The 15 lakh candidates of board tests in the state may find it hard to focus on studies following an environment department notification that “cancels all earlier orders” on the use of microphones during major public exams.
The latest notification — issued by environment secretary Trilochan Singh on February 5 — prohibits “the use of microphone or loudspeaker in residential areas or where educational institutions are situated three days prior to the commencement of secondary and higher secondary examinations by any board or council till completion...”.
Less than a month ago, the department had issued an order banning the use of microphones/loudspeakers “in open areas” for the same period.
Every year, the government issues a notification before the start of the exam season to enforce the high court ban, later upheld by the Supreme Court, on the use of loudspeakers in the open.
Former high court justice Bhagabati Prasad Banerjee, who had issued the ban in the late 1990s, said the inclusion of the words “residential areas or where educational institutions are situated” had made the February 5 notification a “device to violate” the court order.
“The ban on the use of microphones and loudspeakers in the open during board exams cannot be replaced by a ban in residential areas or around educational institutions.... This is an illegal modification of the high court order and amounts to its violation.”
Lawyer Gitanath Ganguly, former high court-appointed special officer to control noise norm violation, said the high court ban on the use of loudspeakers in “open areas” was upheld by the Supreme Court. “If the state government wants to change the norms, it will have to move the apex court with an appeal”.

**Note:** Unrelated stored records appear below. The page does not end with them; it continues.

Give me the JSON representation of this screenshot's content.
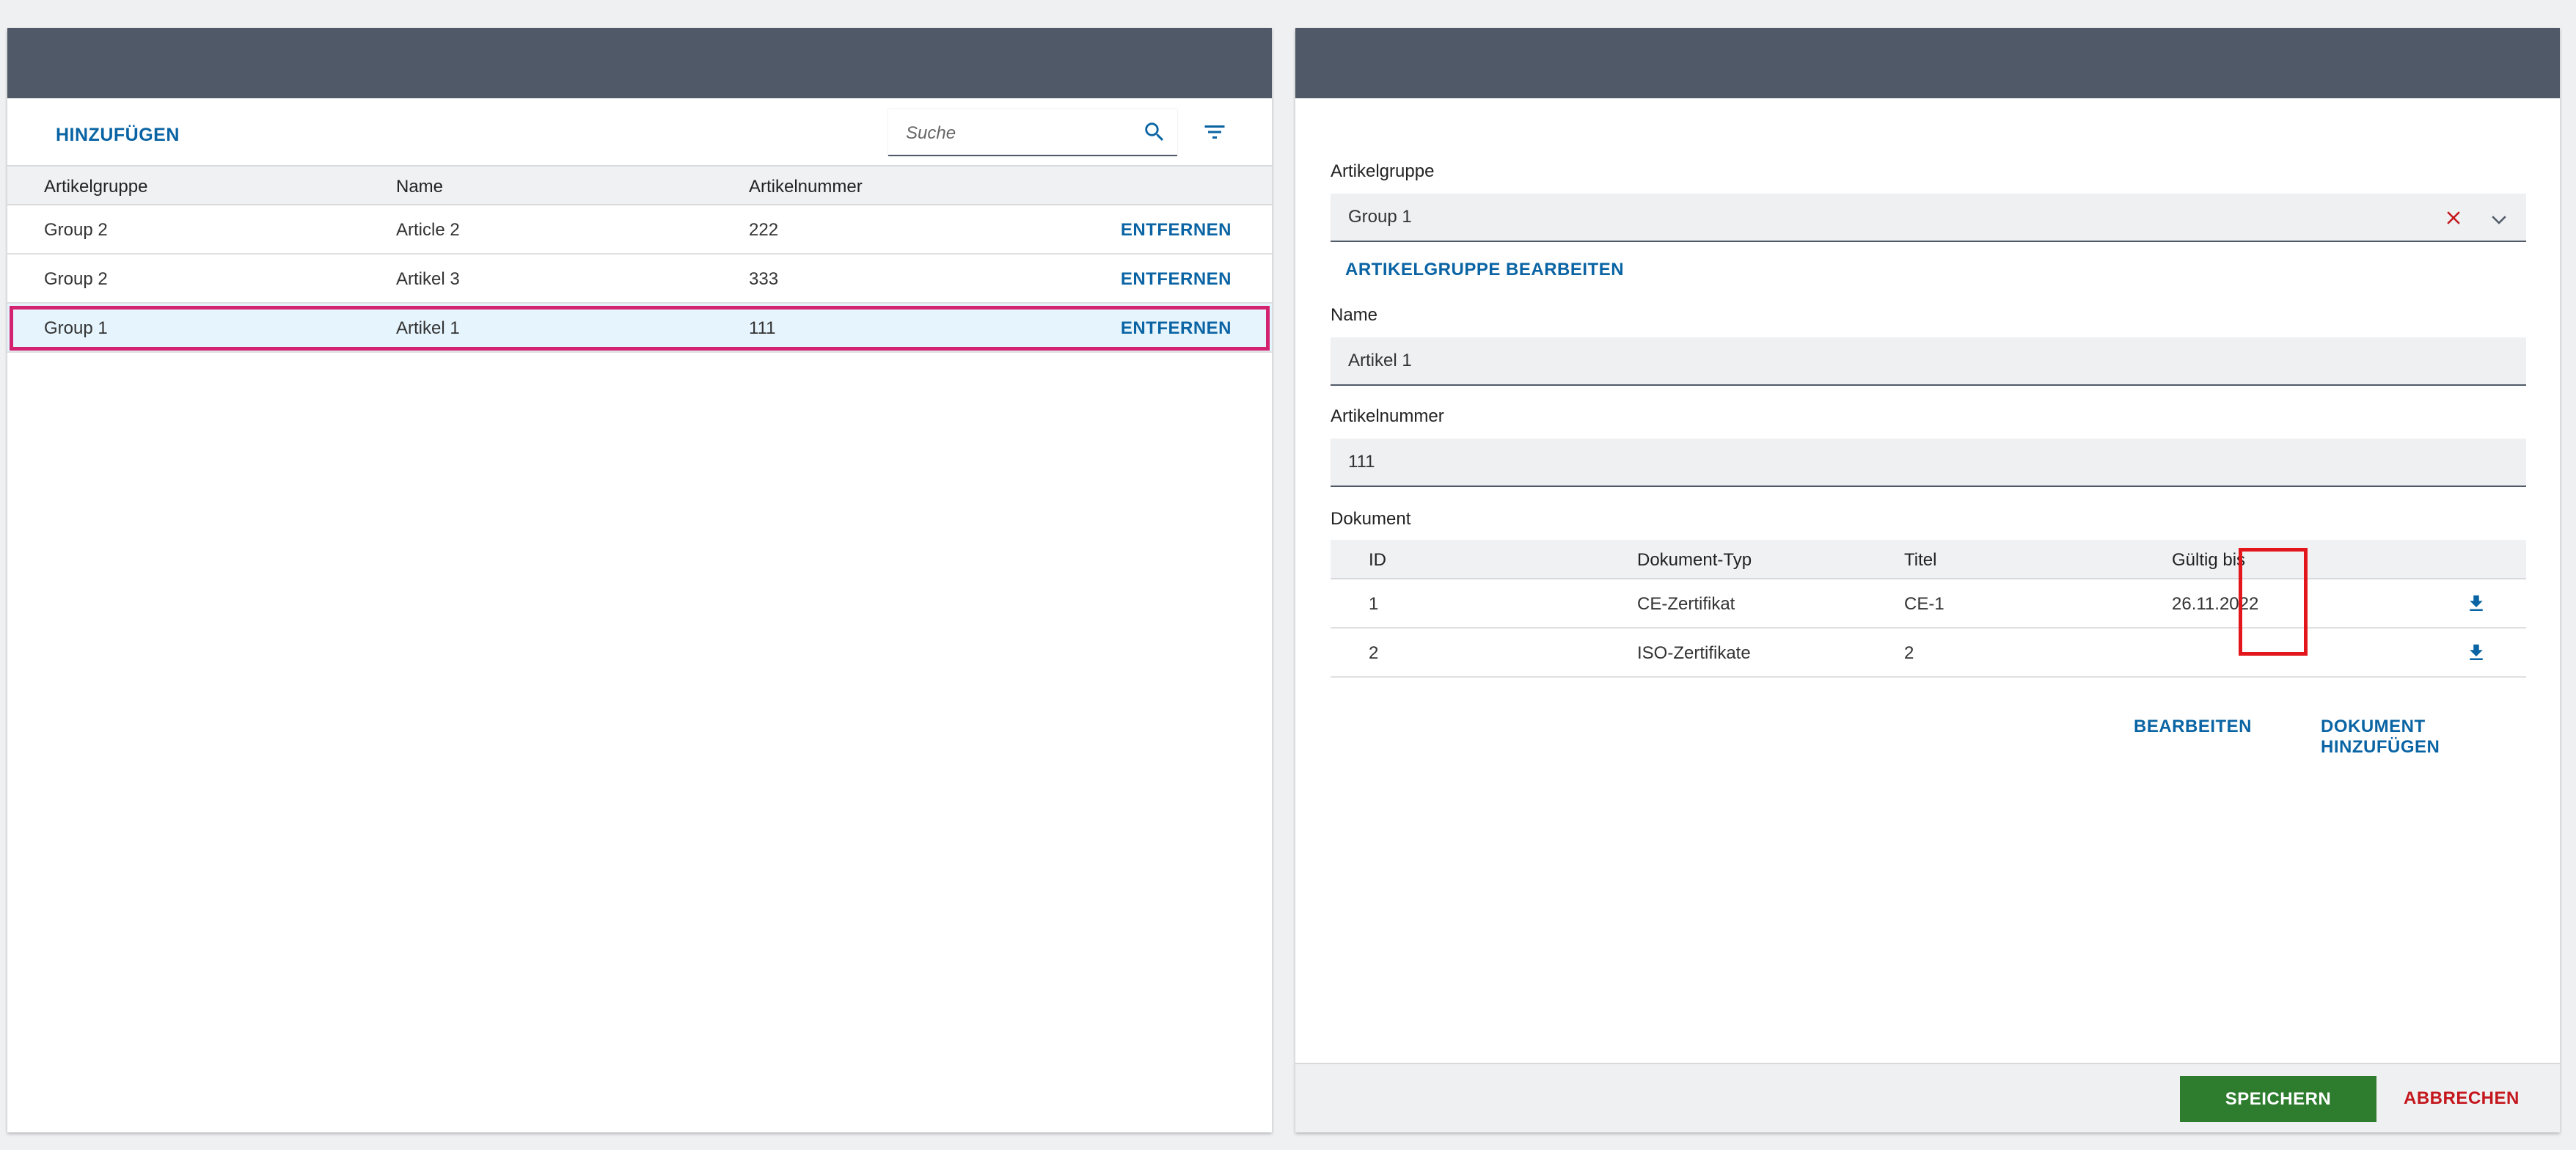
{
  "list_panel": {
    "add_label": "HINZUFÜGEN",
    "search_placeholder": "Suche",
    "columns": [
      "Artikelgruppe",
      "Name",
      "Artikelnummer"
    ],
    "rows": [
      {
        "group": "Group 2",
        "name": "Article 2",
        "number": "222",
        "action": "ENTFERNEN"
      },
      {
        "group": "Group 2",
        "name": "Artikel 3",
        "number": "333",
        "action": "ENTFERNEN"
      },
      {
        "group": "Group 1",
        "name": "Artikel 1",
        "number": "111",
        "action": "ENTFERNEN",
        "selected": true
      }
    ]
  },
  "detail_panel": {
    "group_label": "Artikelgruppe",
    "group_value": "Group 1",
    "edit_group_label": "ARTIKELGRUPPE BEARBEITEN",
    "name_label": "Name",
    "name_value": "Artikel 1",
    "number_label": "Artikelnummer",
    "number_value": "111",
    "documents_label": "Dokument",
    "doc_columns": [
      "ID",
      "Dokument-Typ",
      "Titel",
      "Gültig bis"
    ],
    "documents": [
      {
        "id": "1",
        "type": "CE-Zertifikat",
        "title": "CE-1",
        "valid_until": "26.11.2022"
      },
      {
        "id": "2",
        "type": "ISO-Zertifikate",
        "title": "2",
        "valid_until": ""
      }
    ],
    "edit_label": "BEARBEITEN",
    "add_document_label": "DOKUMENT HINZUFÜGEN",
    "save_label": "SPEICHERN",
    "cancel_label": "ABBRECHEN"
  },
  "colors": {
    "header": "#4f5967",
    "accent": "#0a64a4",
    "save": "#2e7d2e",
    "cancel": "#c4161c",
    "selection_outline": "#d3226f",
    "highlight_box": "#e3161b"
  }
}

Last year, too, the authorities had sought to confine the ban to residential zones and areas where educational hubs were located but had to backtrack following a public outcry. Officials doubt whether the same would happen this year because of the panchayat polls.
Environment department officials admitted that the February notification would create confusion. “The order is open to interpretation. According to some, the ban extends across the state. But many feel there is enough room for violation. If the order is challenged in court, the government may have to issue a fresh one,” said an official.
The high court on Thursday asked the state pollution control board to measure air pollution in the city at night and file a report. It also asked the board to measure sound pollution in the city. The order followed a plea by environment activist Subhas Datta.